“Very nearly,” I tell him. “I’m just tinkering a bit more with the light and shade, capturing the autumnal feel to it.”
“It’s just… wow. How do you learn to do that?”
His question catches me on the back foot. I don’t have a ready answer, despite having taught so many art students over the years. “I’ve always been able to draw,” I begin.
“Anyone can draw,” he insists. “This is… this is different. I like the sea, and the sky. How do you get the colours just right?”
“Those are always the trickiest bits. Patience, trial and error, and a good eye.”
“I could never do anything like that.”
“You have other talents, I gather.”
“Hacking and code,” he agrees, though with a disparaging note to his voice. “It’s not like this. Not… creative.”
“Creativity comes in many forms, Frankie. You’re the best at what you do.”
“No, I’m not. Mr Savage says I’ve got to go back to school.”
I turn to regard him. “He said what?”
“That. He wants me to go to university in Glasgow. That’s what these forms are about. I keep looking at them and I don’t know where to start.”
“Whoa. Rewind. Ethan wants you to go to university. To study IT, I suppose?”
“He says it’ll be good for me. Make me a better hacker.”
“What do you think?”
He shrugs. “I’ve learned all I know from just getting my hands on shit. Reading sometimes. I do okay.”
I lower myself onto a chair and gesture to him to do the same. “I was bit like you, I suppose. I did lots of painting when I was a kid, turned out Christ only knows how many canvases. I sold a few, as well. I was so chuffed to be able to earn a few quid doing what I loved, and I saw no need to waste time studying when I could be making big money.”

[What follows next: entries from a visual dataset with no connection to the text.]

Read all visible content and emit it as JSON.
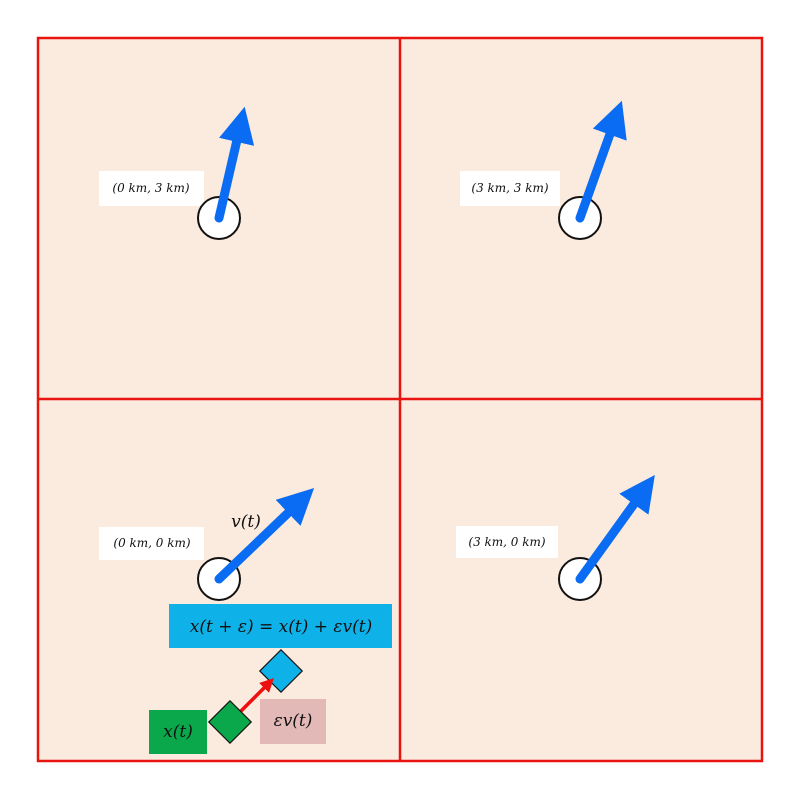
{
  "colors": {
    "background": "#ffffff",
    "cell_fill": "#fbeade",
    "grid_border": "#e8140f",
    "velocity_arrow": "#0a6cf2",
    "step_arrow": "#ee0f0f",
    "equation_box": "#0fb2e8",
    "position_box": "#0aa84a",
    "step_box": "#e3b9b7",
    "label_box": "#ffffff"
  },
  "grid": {
    "cells": [
      {
        "id": "top-left",
        "coord_label": "(0 km, 3 km)",
        "velocity": [
          0.6,
          2.6
        ]
      },
      {
        "id": "top-right",
        "coord_label": "(3 km, 3 km)",
        "velocity": [
          1.0,
          2.8
        ]
      },
      {
        "id": "bottom-left",
        "coord_label": "(0 km, 0 km)",
        "velocity": [
          2.3,
          2.2
        ]
      },
      {
        "id": "bottom-right",
        "coord_label": "(3 km, 0 km)",
        "velocity": [
          1.8,
          2.5
        ]
      }
    ]
  },
  "annotations": {
    "velocity_label": "v(t)",
    "equation": "x(t + ε) = x(t) + εv(t)",
    "position_label": "x(t)",
    "step_label": "εv(t)"
  }
}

“Exactly.” He beams at me. “I can make plenty of cash as I am. I don’t need some old professor telling me how it’s done.”
“You’ve got raw talent, that’s true. Like I did. But talent isn’t always enough. I studied fine art at university, the theory of the craft as well as the application. I learned all about other artists, their techniques, their use of colour, of light, of form. Each one of those was an extra tool in my toolbox, something to use if I wanted to, but not if I didn’t. If I see something that’s good, I know why it’s good. I can apply what I’ve learned to my own work and see how it can be better.
“University didn’t make me an artist. I was already that. But it taught me to appraise, to evaluate, to know bullshit when I see it and to be solid in my own work. I have nothing to prove.”
“Right, but—”
“I think, probably, that’s what Ethan wants for you. He wants you to be able to stand alongside anyone in your world as an equal. Head up. Proud and confident. Not finding your way through instinct, through sniffing the air. At uni you’ll meet others as talented as you. Some might even be better and you’ll learn from them. Maybe you’ll teach them some stuff as well.”
“Do you think so?” He appears doubtful but excited, too.
“I know so. You’ll get to spend three years tinkering with your code and programming and suchlike, talking to others who are just as clued-up as you are. You’ll learn how it all slots together. And you’ll have fun.”
He’s still not convinced. “I won’t know anyone. I hate getting to know new people.”
“Everyone else will start out the same. You’ll soon get to know people. And Glasgow university is just down the road. You could even live here, I expect, and travel in each day.”
“Are you sure?”
I’m not, but I reckon if that’s what it takes to get him to embrace the notion, Ethan wouldn’t object. “Do you want a hand with the forms?”
“Yeah!” He accepts my offer with genuine enthusiasm, then glares at the bundle of papers. “I got as far as writing my name.”
“I used to teach kids your age and I’ve filled in plenty of these. The hardest bit is the personal statement, so we’ll start with that, shall we?”